Frequently asked questions
- What is a cash-secured put on EQ?
- A cash-secured put on EQ is the cash-secured put strategy applied to EQ (stock). The strategy is structurally neutral to slightly bullish: A cash-secured put sells an out-of-the-money put while holding cash equal to the strike-times-100 obligation, keeping the premium when the underlying stays above the strike. With EQ stock trading near $3.15, the strikes shown on this page are snapped to the nearest listed EQ chain strike and the premiums come straight from the end-of-day bid/ask midpoint.
- How are EQ cash-secured put max profit and max loss calculated?
- Max profit equals premium times 100; max loss equals strike minus premium times 100 (at zero, assuming assignment). Breakeven is strike minus premium. For the EQ cash-secured put priced from the end-of-day chain at a 30-day expiry (ATM IV 138.90%), the computed maximum profit is unbounded per contract and the computed maximum loss is unbounded per contract. Live intraday quotes will differ as the chain moves through the trading session.

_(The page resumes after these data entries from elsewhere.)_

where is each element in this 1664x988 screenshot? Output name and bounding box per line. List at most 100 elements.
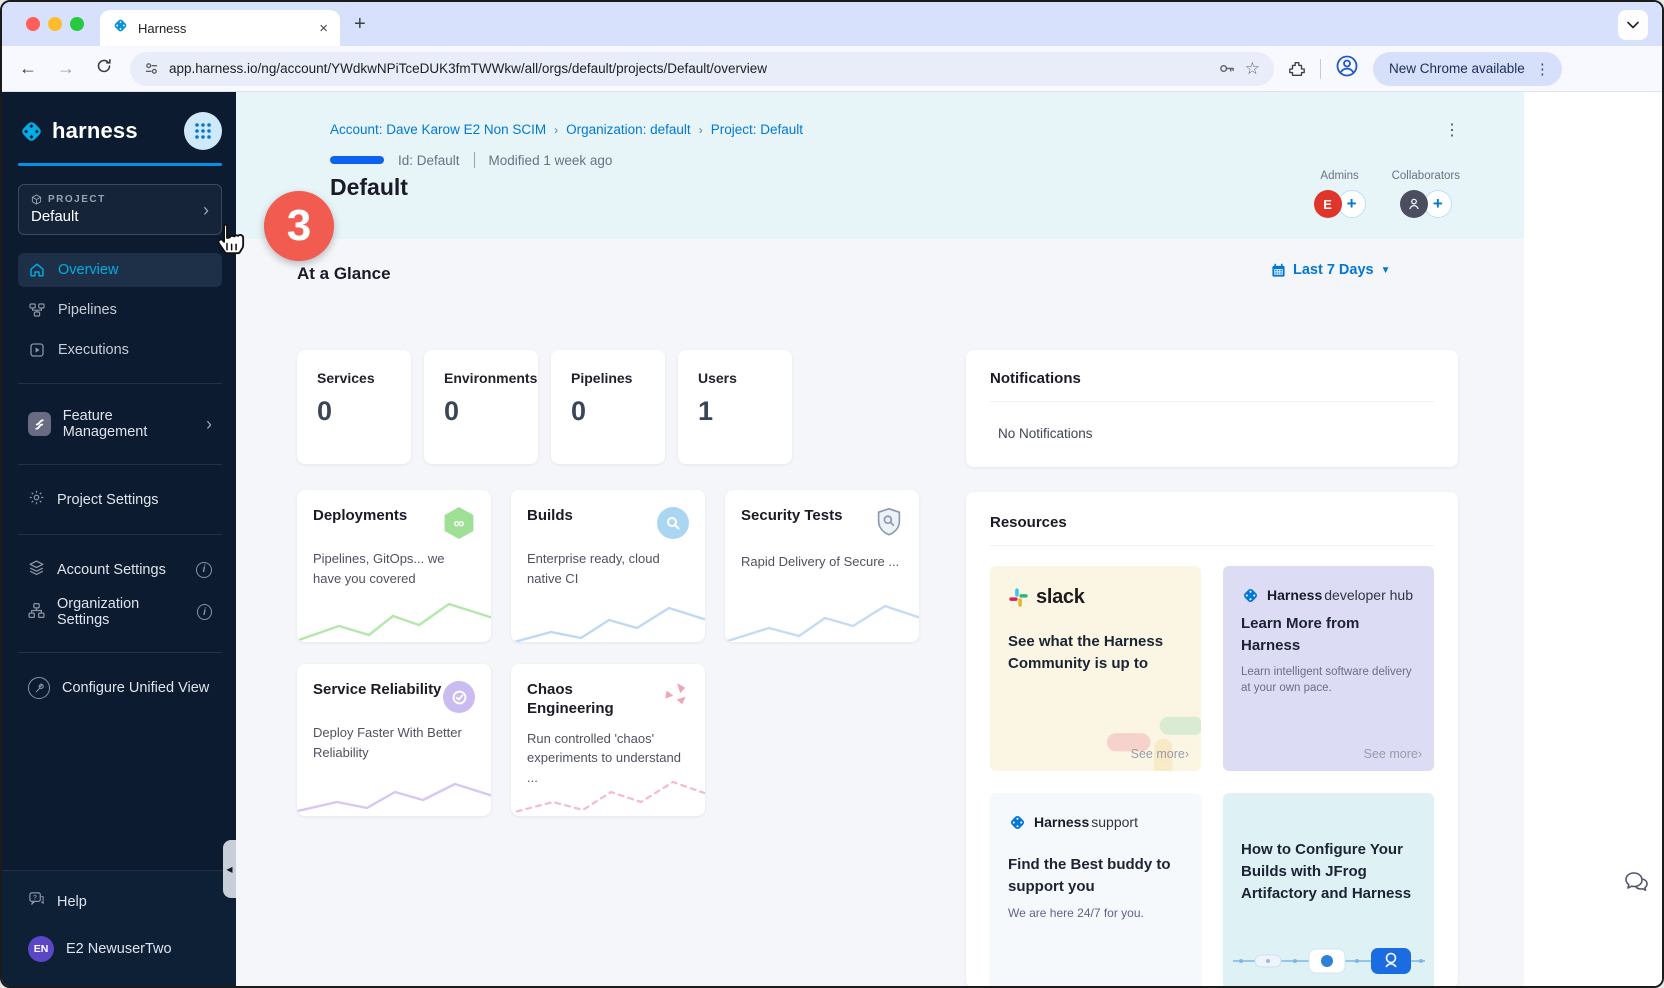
module-card-deployments[interactable]: Deployments ∞ Pipelines, GitOps... we ha… bbox=[297, 490, 491, 642]
module-name: Chaos Engineering bbox=[527, 681, 657, 719]
bookmark-star-icon[interactable]: ☆ bbox=[1245, 59, 1260, 79]
stat-card-pipelines[interactable]: Pipelines 0 bbox=[551, 350, 665, 464]
meta-divider bbox=[474, 152, 475, 168]
deployments-icon: ∞ bbox=[443, 507, 475, 539]
maximize-window-button[interactable] bbox=[70, 17, 84, 31]
devhub-card-subtext: Learn intelligent software delivery at y… bbox=[1241, 664, 1416, 697]
sidebar-item-feature-management[interactable]: Feature Management › bbox=[18, 400, 222, 448]
profile-icon[interactable] bbox=[1335, 54, 1359, 83]
chrome-update-label: New Chrome available bbox=[1389, 61, 1525, 76]
pipeline-illustration bbox=[1233, 943, 1424, 984]
chevron-right-icon: › bbox=[203, 201, 209, 219]
gear-icon bbox=[28, 489, 45, 510]
chat-support-button[interactable] bbox=[1624, 870, 1650, 899]
module-name: Service Reliability bbox=[313, 681, 441, 713]
at-a-glance-title: At a Glance bbox=[297, 264, 391, 284]
sidebar-item-label: Configure Unified View bbox=[62, 680, 209, 696]
harness-favicon bbox=[112, 17, 129, 39]
sidebar-item-configure-unified-view[interactable]: Configure Unified View bbox=[18, 669, 222, 707]
info-icon[interactable]: i bbox=[196, 562, 212, 578]
harness-wordmark: harness bbox=[52, 118, 138, 144]
cursor-pointer bbox=[210, 222, 248, 267]
stat-value: 0 bbox=[317, 396, 411, 427]
breadcrumb-account-link[interactable]: Account: Dave Karow E2 Non SCIM bbox=[330, 122, 546, 137]
stat-card-services[interactable]: Services 0 bbox=[297, 350, 411, 464]
module-grid-button[interactable] bbox=[184, 112, 222, 150]
window-controls bbox=[26, 17, 84, 31]
new-tab-button[interactable]: + bbox=[354, 13, 366, 36]
slack-see-more-link[interactable]: See more› bbox=[1131, 747, 1189, 761]
user-avatar: EN bbox=[28, 936, 54, 962]
browser-window: Harness × + ← → app.harness.io/ng/accoun… bbox=[0, 0, 1664, 988]
forward-button[interactable]: → bbox=[54, 58, 78, 79]
pipelines-icon bbox=[28, 302, 46, 318]
harness-logo[interactable]: harness bbox=[18, 118, 138, 145]
tab-close-icon[interactable]: × bbox=[319, 20, 328, 37]
back-button[interactable]: ← bbox=[16, 58, 40, 79]
sidebar-collapse-handle[interactable]: ◀ bbox=[223, 840, 236, 898]
sidebar-footer: ? Help EN E2 NewuserTwo bbox=[2, 870, 236, 986]
tab-title: Harness bbox=[138, 21, 310, 36]
sidebar-divider bbox=[18, 652, 222, 653]
breadcrumb-organization-link[interactable]: Organization: default bbox=[566, 122, 691, 137]
feature-management-icon bbox=[28, 412, 51, 436]
browser-menu-icon[interactable]: ⋮ bbox=[1535, 60, 1550, 78]
resource-card-support[interactable]: Harnesssupport Find the Best buddy to su… bbox=[990, 793, 1201, 986]
resources-panel: Resources slack See what the Harness Com… bbox=[966, 492, 1458, 986]
chevron-down-icon: ▼ bbox=[1381, 265, 1391, 276]
resource-card-jfrog[interactable]: How to Configure Your Builds with JFrog … bbox=[1223, 793, 1434, 986]
jfrog-card-heading: How to Configure Your Builds with JFrog … bbox=[1241, 839, 1416, 904]
project-selector[interactable]: PROJECT Default › bbox=[18, 184, 222, 235]
devhub-see-more-link[interactable]: See more› bbox=[1364, 747, 1422, 761]
support-card-heading: Find the Best buddy to support you bbox=[1008, 854, 1183, 898]
chrome-update-pill[interactable]: New Chrome available ⋮ bbox=[1373, 52, 1562, 86]
sidebar-item-pipelines[interactable]: Pipelines bbox=[18, 293, 222, 327]
extensions-icon[interactable] bbox=[1288, 60, 1306, 78]
project-menu-icon[interactable]: ⋮ bbox=[1444, 120, 1460, 140]
time-range-picker[interactable]: Last 7 Days ▼ bbox=[1271, 262, 1391, 278]
sidebar-item-executions[interactable]: Executions bbox=[18, 333, 222, 367]
sidebar-user[interactable]: EN E2 NewuserTwo bbox=[18, 928, 220, 970]
sidebar-item-label: Overview bbox=[58, 262, 118, 278]
minimize-window-button[interactable] bbox=[48, 17, 62, 31]
add-admin-button[interactable]: + bbox=[1338, 190, 1366, 218]
sidebar-item-label: Executions bbox=[58, 342, 129, 358]
module-card-builds[interactable]: Builds Enterprise ready, cloud native CI bbox=[511, 490, 705, 642]
reliability-sparkline bbox=[297, 762, 491, 816]
support-brand-bold: Harness bbox=[1034, 814, 1089, 830]
resource-card-slack[interactable]: slack See what the Harness Community is … bbox=[990, 566, 1201, 771]
password-key-icon[interactable] bbox=[1218, 60, 1235, 77]
module-card-chaos-engineering[interactable]: Chaos Engineering Run controlled 'chaos'… bbox=[511, 664, 705, 816]
builds-icon bbox=[657, 507, 689, 539]
admin-avatar[interactable]: E bbox=[1314, 190, 1342, 218]
site-settings-icon[interactable] bbox=[144, 61, 159, 76]
sidebar-item-overview[interactable]: Overview bbox=[18, 253, 222, 287]
module-card-service-reliability[interactable]: Service Reliability Deploy Faster With B… bbox=[297, 664, 491, 816]
slack-card-heading: See what the Harness Community is up to bbox=[1008, 631, 1183, 675]
resource-card-developer-hub[interactable]: Harnessdeveloper hub Learn More from Har… bbox=[1223, 566, 1434, 771]
close-window-button[interactable] bbox=[26, 17, 40, 31]
sidebar-item-account-settings[interactable]: Account Settings i bbox=[18, 551, 222, 588]
sidebar-item-label: Help bbox=[57, 894, 87, 910]
module-card-security-tests[interactable]: Security Tests Rapid Delivery of Secure … bbox=[725, 490, 919, 642]
stat-card-environments[interactable]: Environments 0 bbox=[424, 350, 538, 464]
reload-button[interactable] bbox=[92, 58, 116, 79]
sidebar-item-project-settings[interactable]: Project Settings bbox=[18, 481, 222, 518]
collaborator-avatar[interactable] bbox=[1400, 190, 1428, 218]
sidebar-divider bbox=[18, 383, 222, 384]
browser-tab[interactable]: Harness × bbox=[100, 10, 340, 46]
info-icon[interactable]: i bbox=[197, 604, 212, 620]
sidebar-divider bbox=[18, 534, 222, 535]
calendar-icon bbox=[1271, 263, 1286, 278]
address-bar[interactable]: app.harness.io/ng/account/YWdkwNPiTceDUK… bbox=[130, 52, 1274, 86]
sidebar-item-help[interactable]: ? Help bbox=[18, 883, 220, 920]
breadcrumb-project-link[interactable]: Project: Default bbox=[711, 122, 803, 137]
stat-card-users[interactable]: Users 1 bbox=[678, 350, 792, 464]
sidebar-item-organization-settings[interactable]: Organization Settings i bbox=[18, 588, 222, 636]
tab-search-button[interactable] bbox=[1618, 10, 1648, 40]
add-collaborator-button[interactable]: + bbox=[1424, 190, 1452, 218]
sidebar: harness PROJECT Default › bbox=[2, 92, 236, 986]
grid-icon bbox=[194, 122, 212, 140]
toolbar-divider bbox=[1320, 59, 1321, 79]
collaborators-label: Collaborators bbox=[1392, 170, 1460, 182]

- What is the breakeven for a EQ cash-secured put?
- The breakeven for the EQ cash-secured put priced on this page is no defined breakeven on the modeled curve at expiration, derived from end-of-day chain premiums. Breakeven is the underlying price at which the strategy's P&L crosses zero ignoring transaction costs and assignment risk. The current EQ market-implied 1-standard-deviation expected move is approximately 39.82%; if the move sits well outside the breakeven distance, the structure's risk-reward becomes correspondingly tighter.
- When should you consider a cash-secured put on EQ?
- Cash-secured puts on EQ earn premium while a trader waits to acquire EQ stock at a target strike below the current quote; most attractive when IV is rich and the trader is comfortable owning EQ.
- How does current EQ implied volatility affect this cash-secured put?
- EQ ATM IV is at 138.90% with IV rank near 24.41%, which is on the low end of its 1-year range. Premium-buying structures (long call, long put, debit spreads) are relatively cheap in this regime; premium-selling structures collect less credit per unit risk.